Physical exams: You should have a general physical once a year. This will assure your health is good to participate in sports, evaluate your weight and help keep you healthy. These exams will include your heart, lungs, abdomen, skin, mouth, throat, arms, legs and spine. You should have a hearing and eye test as well.
Female Pelvic Exams: Examination of a female's genitals is done to evaluate any abnormalities and to collect a pap smear. Some birth control options require a pelvic exam. A pap smear should be collected every three years when you turn 21 years old. It will look for cervical cancer. Other sexually transmitted infections can also be detected with a pelvic exam.
Breast Exams: Both males and females should examine their own breasts. Breast cancer is less common in males but can still occur. An exam in the office should start at age 20 and every three years after that. Mammograms should start at age 40 for women. Be aware of your family history of breast cancer. You might need genetic testing or more frequent exams if there is a strong family history of breast cancer.
Testicular Exams: Cancer of the testicles is the most frequent form of cancer in men under 40 years of age. It is important for males to report any lumps that are unusual. Young men should be taught how to examine themselves, and their health care provider will begin examinations in the teen years.
Sleep: The average teenager needs 9-10 hours of sleep every night. Sleep helps your body regenerate, grow and repair damage. If you do not get enough sleep you may notice more mood swings, inability to concentrate and poor test scores. You could become sick easier.
Eating: Eating healthy can be hard for a teenager. Many teens are so busy they grab whatever is available as they run out the door. Make sure you have time in the mornings for a healthy breakfast as this will kick start your metabolism and help you burn more calories throughout the day. Limit your sugar as this can cause mood swings and slumps in your energy level. It can also make you gain weight if you are not physically active. Some teens try to control their weight by eating very little (anorexia) or throwing up after eating (bulimia). Doing this can cause serious health problems. There is a lot of information about healthy eating on the internet. Here is a site that might be helpful.
Exercise: Youth are recommended to have at least one hour of intense activity every day. Pick an activity you enjoy that gets your heart rate going and your breathing heavy. When you do something you enjoy, it is no longer work. Make sure you wear your safety equipment such as helmets, knee pads, elbow pads, eye protection or mouth guards.
Alcohol: You must be 21 years old to drink alcohol in the state of Colorado. Underage drinking is very common and peer pressure is everywhere. Alcohol impairs your judgment and can lead to car accidents, homicides, suicides, physical injuries and increases your chances of being sexually assaulted. Your brain is still developing and can cause changes in your brain. Abuse of alcohol is common and often begins at a young age. Binge drinking is considered more than two drinks at any given time. Ways to keep yourself safe include avoiding alcohol, waiting to drink until you are older, limiting the number of drinks, always having a designated driver or calling for a ride. Never get in a car with someone who has been drinking and insists on driving.

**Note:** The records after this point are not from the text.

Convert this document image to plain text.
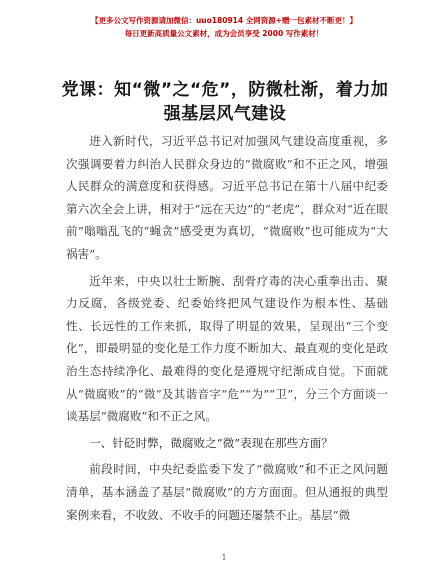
【更多公文写作资源请加微信：uuo180914 全网资源+赠一包素材不断更！】
每日更新高质量公文素材，成为会员享受 2000 写作素材！
党课：知“微”之“危”，防微杜渐，着力加强基层风气建设

进入新时代，习近平总书记对加强风气建设高度重视，多次强调要着力纠治人民群众身边的“微腐败”和不正之风，增强人民群众的满意度和获得感。习近平总书记在第十八届中纪委第六次全会上讲，相对于“远在天边”的“老虎”，群众对“近在眼前”嗡嗡乱飞的“蝇贪”感受更为真切，“微腐败”也可能成为“大祸害”。

近年来，中央以壮士断腕、刮骨疗毒的决心重拳出击、聚力反腐，各级党委、纪委始终把风气建设作为根本性、基础性、长远性的工作来抓，取得了明显的效果，呈现出“三个变化”，即最明显的变化是工作力度不断加大、最直观的变化是政治生态持续净化、最难得的变化是遵规守纪渐成自觉。下面就从“微腐败”的“微”及其谐音字“危”“为”“卫”，分三个方面谈一谈基层“微腐败”和不正之风。

一、针砭时弊，微腐败之“微”表现在那些方面？

前段时间，中央纪委监委下发了“微腐败”和不正之风问题清单，基本涵盖了基层“微腐败”的方方面面。但从通报的典型案例来看，不收敛、不收手的问题还屡禁不止。基层“微

1
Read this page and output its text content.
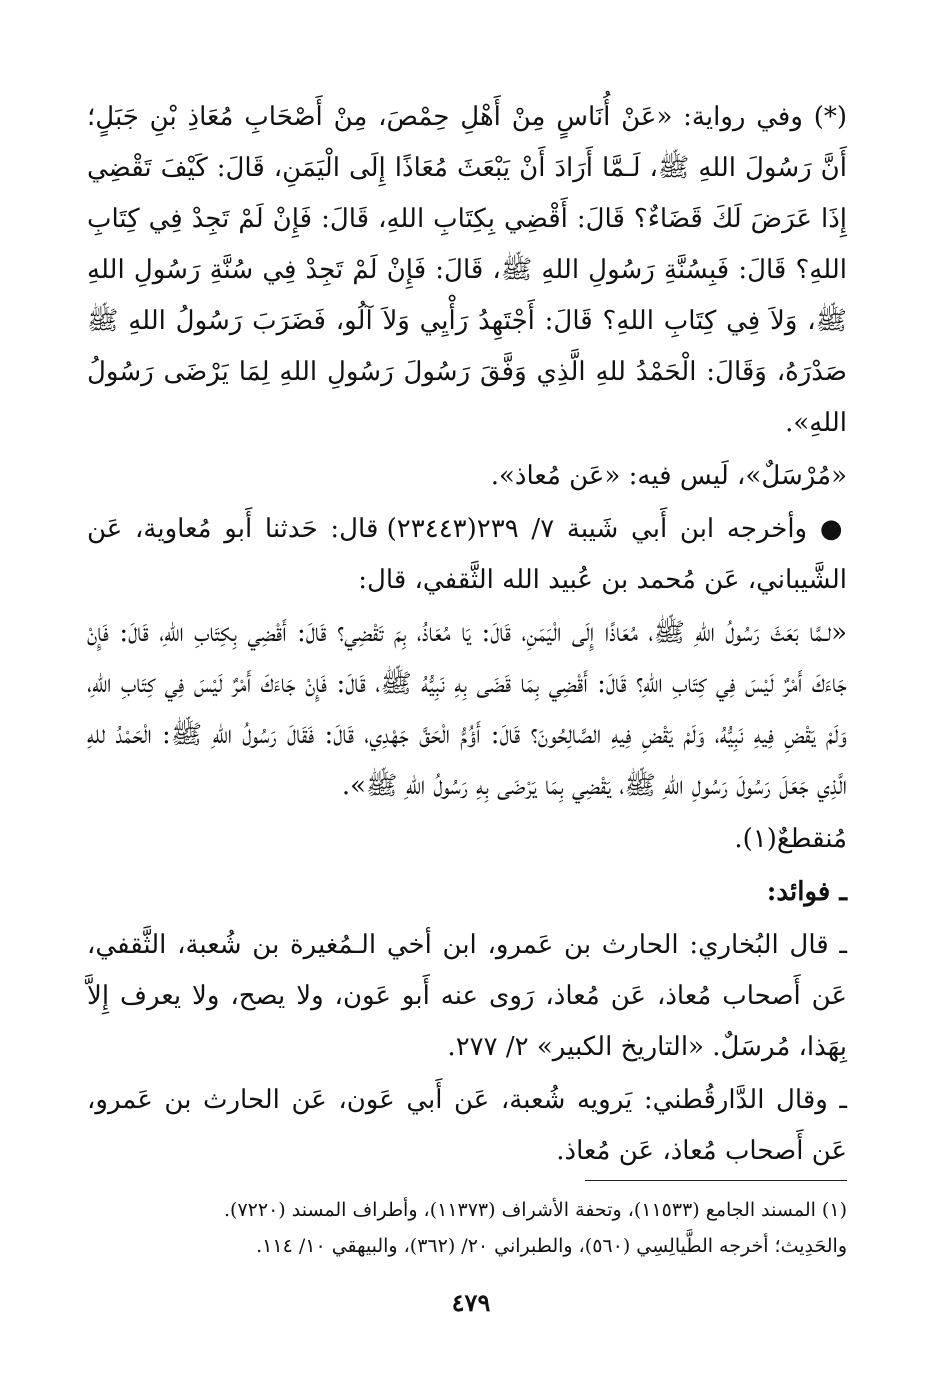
(*) وفي رواية: «عَنْ أُنَاسٍ مِنْ أَهْلِ حِمْصَ، مِنْ أَصْحَابِ مُعَاذِ بْنِ جَبَلٍ؛ أَنَّ رَسُولَ اللهِ ﷺ، لَـمَّا أَرَادَ أَنْ يَبْعَثَ مُعَاذًا إِلَى الْيَمَنِ، قَالَ: كَيْفَ تَقْضِي إِذَا عَرَضَ لَكَ قَضَاءٌ؟ قَالَ: أَقْضِي بِكِتَابِ اللهِ، قَالَ: فَإِنْ لَمْ تَجِدْ فِي كِتَابِ اللهِ؟ قَالَ: فَبِسُنَّةِ رَسُولِ اللهِ ﷺ، قَالَ: فَإِنْ لَمْ تَجِدْ فِي سُنَّةِ رَسُولِ اللهِ ﷺ، وَلاَ فِي كِتَابِ اللهِ؟ قَالَ: أَجْتَهِدُ رَأْيِي وَلاَ آلُو، فَضَرَبَ رَسُولُ اللهِ ﷺ صَدْرَهُ، وَقَالَ: الْحَمْدُ للهِ الَّذِي وَفَّقَ رَسُولَ رَسُولِ اللهِ لِمَا يَرْضَى رَسُولُ اللهِ».

«مُرْسَلٌ»، لَيس فيه: «عَن مُعاذ».

● وأخرجه ابن أَبي شَيبة ٧/ ٢٣٩(٢٣٤٤٣) قال: حَدثنا أَبو مُعاوية، عَن الشَّيباني، عَن مُحمد بن عُبيد الله الثَّقفي، قال:

«لـمَّا بَعَثَ رَسُولُ اللهِ ﷺ، مُعَاذًا إِلَى الْيَمَنِ، قَالَ: يَا مُعَاذُ، بِمَ تَقْضِي؟ قَالَ: أَقْضِي بِكِتَابِ اللهِ، قَالَ: فَإِنْ جَاءَكَ أَمْرٌ لَيْسَ فِي كِتَابِ اللهِ؟ قَالَ: أَقْضِي بِمَا قَضَى بِهِ نَبِيُّهُ ﷺ، قَالَ: فَإِنْ جَاءَكَ أَمْرٌ لَيْسَ فِي كِتَابِ اللهِ، وَلَمْ يَقْضِ فِيهِ نَبِيُّهُ، وَلَمْ يَقْضِ فِيهِ الصَّالِحُونَ؟ قَالَ: أَؤُمُّ الْحَقَّ جَهْدِي، قَالَ: فَقَالَ رَسُولُ اللهِ ﷺ: الْحَمْدُ للهِ الَّذِي جَعَلَ رَسُولَ رَسُولِ اللهِ ﷺ، يَقْضِي بِمَا يَرْضَى بِهِ رَسُولُ اللهِ ﷺ».

مُنقطعٌ(١).

ـ فوائد:

ـ قال البُخاري: الحارث بن عَمرو، ابن أخي الـمُغيرة بن شُعبة، الثَّقفي، عَن أَصحاب مُعاذ، عَن مُعاذ، رَوى عنه أَبو عَون، ولا يصح، ولا يعرف إِلاَّ بِهَذا، مُرسَلٌ. «التاريخ الكبير» ٢/ ٢٧٧.

ـ وقال الدَّارقُطني: يَرويه شُعبة، عَن أَبي عَون، عَن الحارث بن عَمرو، عَن أَصحاب مُعاذ، عَن مُعاذ.

(١) المسند الجامع (١١٥٣٣)، وتحفة الأشراف (١١٣٧٣)، وأطراف المسند (٧٢٢٠).

والحَدِيث؛ أخرجه الطَّيالِسِي (٥٦٠)، والطبراني ٢٠/ (٣٦٢)، والبيهقي ١٠/ ١١٤.

٤٧٩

Tobacco: Avoid using tobacco of any kind. Among high school students, 25 percent report using tobacco products. Tobacco use can lead to many different cancers, cause your breath, hair and clothes to smell bad and costs a lot of money. If you smoke tobacco around other people, you could cause them to develop infections and cancers as well. The average cost of a pack of cigarettes or a can of smokeless tobacco is $5. If you use one pack/can a day, you will spend $150 a month.
Drugs: Young people have a sense of adventure and are tempted to try new experiences with drugs. This is a dangerous place to get thrills. Drugs are one of the leading causes of death in young people, lead to increased accidents, crime, depression and suicide. Many different drugs are available and can quickly become addictive. If you or a friend are struggling with an addiction, seek help from your parents, teachers, counselors or minister.